Fabian Schär hat gute Gründe, der Zukunft relaxt entgegenzublicken.

Aargauer Zeitung

Kennen Sie die Masse Ihres Brustumfangs?

Fabian Schär: Meines Brustumfangs? Nein...wieso? Muss es 90-60-90 sein?

Nicht unbedingt. Jedoch dürften Sie aktuell mit deutlich breiterer Brust auftreten als noch vor ein paar Wochen?

Wenn ich mich so anschaue, sehe ich äusserlich keine Veränderung. Aber innerlich schon, ich fühle mich deutlich besser als noch zu Saisonbeginn.

Goals, Assists, Talent: Best Of Fabian Schär 2013/2014.

Fünf Siege in Serie mit dem FC Basel, der Aufstieg zum Stammspieler in der Nationalmannschaft. Besser kann es zurzeit nicht laufen.

Absolut, die vergangenen Wochen waren sehr erfreulich. Vorher war ich selber mit meinen Leistungen nicht zufrieden, nun habe ich mich gefangen.

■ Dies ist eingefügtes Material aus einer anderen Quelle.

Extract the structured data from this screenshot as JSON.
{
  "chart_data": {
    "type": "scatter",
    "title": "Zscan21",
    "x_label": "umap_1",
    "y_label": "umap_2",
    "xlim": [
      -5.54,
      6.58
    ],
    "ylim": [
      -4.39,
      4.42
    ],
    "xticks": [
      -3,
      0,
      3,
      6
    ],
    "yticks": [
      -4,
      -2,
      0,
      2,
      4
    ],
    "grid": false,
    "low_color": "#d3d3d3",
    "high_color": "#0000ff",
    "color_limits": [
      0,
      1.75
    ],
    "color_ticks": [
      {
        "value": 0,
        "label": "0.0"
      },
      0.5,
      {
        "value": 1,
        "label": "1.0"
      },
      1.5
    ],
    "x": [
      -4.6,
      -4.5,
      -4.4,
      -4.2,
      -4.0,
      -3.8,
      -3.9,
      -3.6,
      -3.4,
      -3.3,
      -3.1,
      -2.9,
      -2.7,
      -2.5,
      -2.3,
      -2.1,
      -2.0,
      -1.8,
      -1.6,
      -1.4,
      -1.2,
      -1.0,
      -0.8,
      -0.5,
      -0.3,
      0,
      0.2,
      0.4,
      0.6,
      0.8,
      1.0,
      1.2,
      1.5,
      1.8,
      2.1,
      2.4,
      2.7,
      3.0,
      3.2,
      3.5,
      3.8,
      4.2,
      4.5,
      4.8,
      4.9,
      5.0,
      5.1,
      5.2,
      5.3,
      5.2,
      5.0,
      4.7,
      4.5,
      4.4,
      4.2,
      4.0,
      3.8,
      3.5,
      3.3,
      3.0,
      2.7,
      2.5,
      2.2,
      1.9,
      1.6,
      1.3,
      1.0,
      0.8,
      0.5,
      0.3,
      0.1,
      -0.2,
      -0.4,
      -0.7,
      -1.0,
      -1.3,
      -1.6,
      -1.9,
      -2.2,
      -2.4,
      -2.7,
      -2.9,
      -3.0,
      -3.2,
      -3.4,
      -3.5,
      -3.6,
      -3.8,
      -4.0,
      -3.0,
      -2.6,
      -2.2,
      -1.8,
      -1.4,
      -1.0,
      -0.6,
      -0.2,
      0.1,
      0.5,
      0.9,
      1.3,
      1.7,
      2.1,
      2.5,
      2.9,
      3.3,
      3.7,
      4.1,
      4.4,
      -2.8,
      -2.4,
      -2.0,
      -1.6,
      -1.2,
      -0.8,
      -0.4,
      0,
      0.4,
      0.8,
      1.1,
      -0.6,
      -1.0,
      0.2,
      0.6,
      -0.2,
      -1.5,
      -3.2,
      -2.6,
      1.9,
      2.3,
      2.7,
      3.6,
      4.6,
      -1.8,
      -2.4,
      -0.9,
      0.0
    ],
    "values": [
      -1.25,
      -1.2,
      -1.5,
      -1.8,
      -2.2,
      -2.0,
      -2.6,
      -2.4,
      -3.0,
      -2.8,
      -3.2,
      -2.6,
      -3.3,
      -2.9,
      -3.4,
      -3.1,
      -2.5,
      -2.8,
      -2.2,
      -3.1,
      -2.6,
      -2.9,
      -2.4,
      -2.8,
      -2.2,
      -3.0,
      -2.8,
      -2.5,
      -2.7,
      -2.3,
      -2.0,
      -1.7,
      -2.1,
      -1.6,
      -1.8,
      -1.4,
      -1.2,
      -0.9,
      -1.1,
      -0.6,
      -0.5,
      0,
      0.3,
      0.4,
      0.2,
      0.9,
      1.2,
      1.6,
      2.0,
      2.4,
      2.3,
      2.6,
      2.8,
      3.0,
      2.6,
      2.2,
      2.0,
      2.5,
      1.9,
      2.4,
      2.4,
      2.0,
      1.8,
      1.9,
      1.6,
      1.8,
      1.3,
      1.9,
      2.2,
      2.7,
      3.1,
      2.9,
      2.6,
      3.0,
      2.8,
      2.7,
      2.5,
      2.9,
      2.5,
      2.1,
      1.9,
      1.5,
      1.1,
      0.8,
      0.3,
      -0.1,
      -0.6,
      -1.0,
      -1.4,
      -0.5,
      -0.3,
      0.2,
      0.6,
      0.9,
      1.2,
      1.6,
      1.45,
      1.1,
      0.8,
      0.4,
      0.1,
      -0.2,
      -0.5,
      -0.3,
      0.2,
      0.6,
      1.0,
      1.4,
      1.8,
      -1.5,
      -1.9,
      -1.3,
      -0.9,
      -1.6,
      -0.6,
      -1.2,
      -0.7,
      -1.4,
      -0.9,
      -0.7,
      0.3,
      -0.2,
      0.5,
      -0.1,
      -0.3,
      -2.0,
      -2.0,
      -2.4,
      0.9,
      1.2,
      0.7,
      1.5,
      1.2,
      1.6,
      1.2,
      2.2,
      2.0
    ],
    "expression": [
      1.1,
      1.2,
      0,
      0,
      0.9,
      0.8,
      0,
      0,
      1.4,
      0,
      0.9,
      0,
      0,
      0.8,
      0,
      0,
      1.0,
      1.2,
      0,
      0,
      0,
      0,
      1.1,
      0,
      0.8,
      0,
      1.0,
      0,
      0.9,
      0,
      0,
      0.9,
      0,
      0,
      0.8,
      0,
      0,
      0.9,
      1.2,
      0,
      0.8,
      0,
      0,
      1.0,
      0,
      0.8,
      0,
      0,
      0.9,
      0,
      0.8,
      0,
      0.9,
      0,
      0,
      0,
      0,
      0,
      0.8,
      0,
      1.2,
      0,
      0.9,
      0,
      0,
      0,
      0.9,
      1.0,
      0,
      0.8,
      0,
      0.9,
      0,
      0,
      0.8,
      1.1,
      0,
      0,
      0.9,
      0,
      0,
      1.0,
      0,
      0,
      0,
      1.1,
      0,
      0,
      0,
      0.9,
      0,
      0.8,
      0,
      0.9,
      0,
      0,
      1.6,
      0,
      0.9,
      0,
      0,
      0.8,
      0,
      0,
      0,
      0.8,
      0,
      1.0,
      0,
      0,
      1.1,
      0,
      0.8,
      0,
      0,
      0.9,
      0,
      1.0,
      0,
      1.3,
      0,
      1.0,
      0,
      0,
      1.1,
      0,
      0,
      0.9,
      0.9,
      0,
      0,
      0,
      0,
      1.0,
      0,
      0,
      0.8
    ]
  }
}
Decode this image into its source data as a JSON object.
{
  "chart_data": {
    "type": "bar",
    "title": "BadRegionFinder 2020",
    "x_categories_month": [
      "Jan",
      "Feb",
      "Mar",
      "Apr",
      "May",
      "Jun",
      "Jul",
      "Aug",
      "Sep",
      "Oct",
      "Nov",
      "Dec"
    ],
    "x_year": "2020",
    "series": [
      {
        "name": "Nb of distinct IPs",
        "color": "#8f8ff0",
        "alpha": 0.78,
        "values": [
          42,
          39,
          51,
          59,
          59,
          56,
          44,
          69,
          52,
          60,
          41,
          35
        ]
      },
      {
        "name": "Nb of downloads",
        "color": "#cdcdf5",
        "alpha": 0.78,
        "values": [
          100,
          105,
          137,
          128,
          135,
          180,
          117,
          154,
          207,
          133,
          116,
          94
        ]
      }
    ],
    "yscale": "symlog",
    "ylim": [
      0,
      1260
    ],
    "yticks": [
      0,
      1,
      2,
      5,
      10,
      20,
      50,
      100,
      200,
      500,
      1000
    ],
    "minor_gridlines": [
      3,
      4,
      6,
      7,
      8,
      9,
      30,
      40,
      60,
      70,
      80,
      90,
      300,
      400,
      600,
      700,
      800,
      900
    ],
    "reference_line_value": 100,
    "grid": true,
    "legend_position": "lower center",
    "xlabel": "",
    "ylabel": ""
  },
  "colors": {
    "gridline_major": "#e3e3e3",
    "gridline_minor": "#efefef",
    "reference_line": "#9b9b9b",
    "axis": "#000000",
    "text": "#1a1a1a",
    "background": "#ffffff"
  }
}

Und gehen mit ganz anderen Voraussetzungen in den Knüller gegen Real Madrid als noch vor dem Hinspiel: Damals wurden Sie im vorangegangenen Spiel gegen GC nach 37 Minuten ausgewechselt und wirkten verunsichert.

Damals hatte ich tatsächlich nicht viel Vertrauen in meine Leistungen. Es war für mich und für die Mannschaft eine schwierige Phase.

Hand aufs Herz: Schlottern Ihnen angesichts von Namen wie Ronaldo, Bale, und Kroos die Knie?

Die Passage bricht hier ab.